Westgate Shopping Centre was a shopping mall in the Carlington neighbourhood of Ottawa, Ontario, Canada. It was located southwest of downtown, bordering Carling Avenue, Merivale Road, and Highway 417, owned by RioCan Real Estate Investment Trust.

The mall opened at 1309 Carling Avenue on May 12, 1955, and was considered Ottawa's first shopping centre. The anchor of the mall was Freiman's department store, owned by Lawrence Freiman who already had a department store on Rideau Street. In advertising for its grand opening, Westgate boasted it had parking for over 1200 cars, weather-protected shopping and music for its customers. Other stores included Steinberg's, Tip Top Tailors, a movie theater, Reitmans, Kiddytown and a branch of Royal Bank of Canada. The mall hosted a Blockbuster video store until September 30, 2011 which was known for having a heavy handed ID policy. The Royal Bank was the last remaining original tenant, before closing in 2022.
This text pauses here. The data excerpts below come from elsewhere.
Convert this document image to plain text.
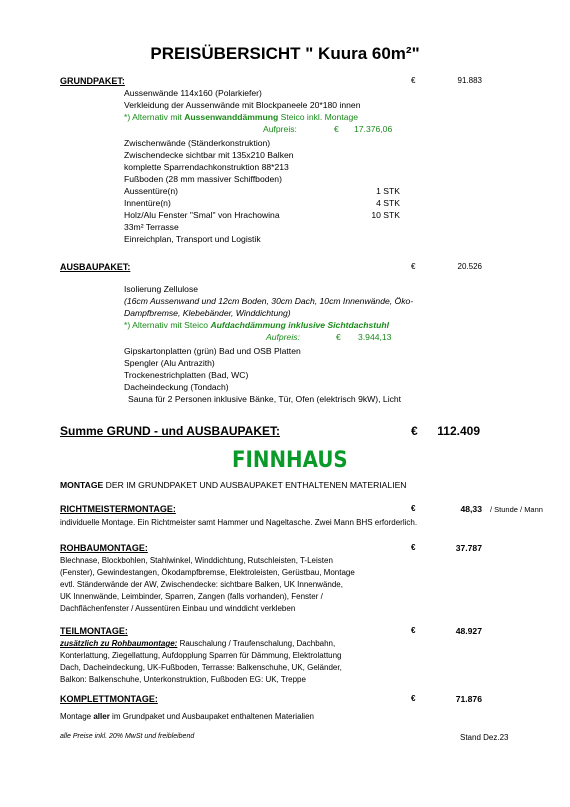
PREISÜBERSICHT " Kuura 60m²"
GRUNDPAKET:	€	91.883
Aussenwände 114x160 (Polarkiefer)
Verkleidung der Aussenwände mit Blockpaneele 20*180 innen
*) Alternativ mit Aussenwanddämmung Steico inkl. Montage
Aufpreis:	€ 17.376,06
Zwischenwände (Ständerkonstruktion)
Zwischendecke sichtbar mit 135x210 Balken
komplette Sparrendachkonstruktion 88*213
Fußboden (28 mm massiver Schiffboden)
Aussentüre(n)	1 STK
Innentüre(n)	4 STK
Holz/Alu Fenster "Smal" von Hrachowina	10 STK
33m² Terrasse
Einreichplan, Transport und Logistik
AUSBAUPAKET:	€	20.526
Isolierung Zellulose
(16cm Aussenwand und 12cm Boden, 30cm Dach, 10cm Innenwände, Öko-
Dampfbremse, Klebebänder, Winddichtung)
*) Alternativ mit Steico Aufdachdämmung inklusive Sichtdachstuhl
Aufpreis:	€ 3.944,13
Gipskartonplatten (grün) Bad und OSB Platten
Spengler (Alu Antrazith)
Trockenestrichplatten (Bad, WC)
Dacheindeckung (Tondach)
Sauna für 2 Personen inklusive Bänke, Tür, Ofen (elektrisch 9kW), Licht
Summe GRUND - und AUSBAUPAKET:	€	112.409
FINNHAUS
MONTAGE DER IM GRUNDPAKET UND AUSBAUPAKET ENTHALTENEN MATERIALIEN
RICHTMEISTERMONTAGE:	€	48,33 / Stunde / Mann
individuelle Montage. Ein Richtmeister samt Hammer und Nageltasche. Zwei Mann BHS erforderlich.
ROHBAUMONTAGE:	€	37.787
Blechnase, Blockbohlen, Stahlwinkel, Winddichtung, Rutschleisten, T-Leisten
(Fenster), Gewindestangen, Ökodampfbremse, Elektroleisten, Gerüstbau, Montage
evtl. Ständerwände der AW, Zwischendecke: sichtbare Balken, UK Innenwände,
UK Innenwände, Leimbinder, Sparren, Zangen (falls vorhanden), Fenster /
Dachflächenfenster / Aussentüren Einbau und winddicht verkleben
TEILMONTAGE:	€	48.927
zusätzlich zu Rohbaumontage: Rauschalung / Traufenschalung, Dachbahn,
Konterlattung, Ziegellattung, Aufdopplung Sparren für Dämmung, Elektrolattung
Dach, Dacheindeckung, UK-Fußboden, Terrasse: Balkenschuhe, UK, Geländer,
Balkon: Balkenschuhe, Unterkonstruktion, Fußboden EG: UK, Treppe
KOMPLETTMONTAGE:	€	71.876
Montage aller im Grundpaket und Ausbaupaket enthaltenen Materialien
alle Preise inkl. 20% MwSt und freibleibend	Stand Dez.23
A proposed redevelopment plans to have the mall demolished and replaced in phases with high-rise commercial and residential buildings. The first phase began in November 2019 with the demolition of Monkey Joe's Restaurant on the south-east corner of the property. All remaining stores in the mall, except current anchor tenant Shoppers Drug Mart, closed on October 31, 2025.

Demolition of the property began in April 2026, and is expected to be completed by June 2026.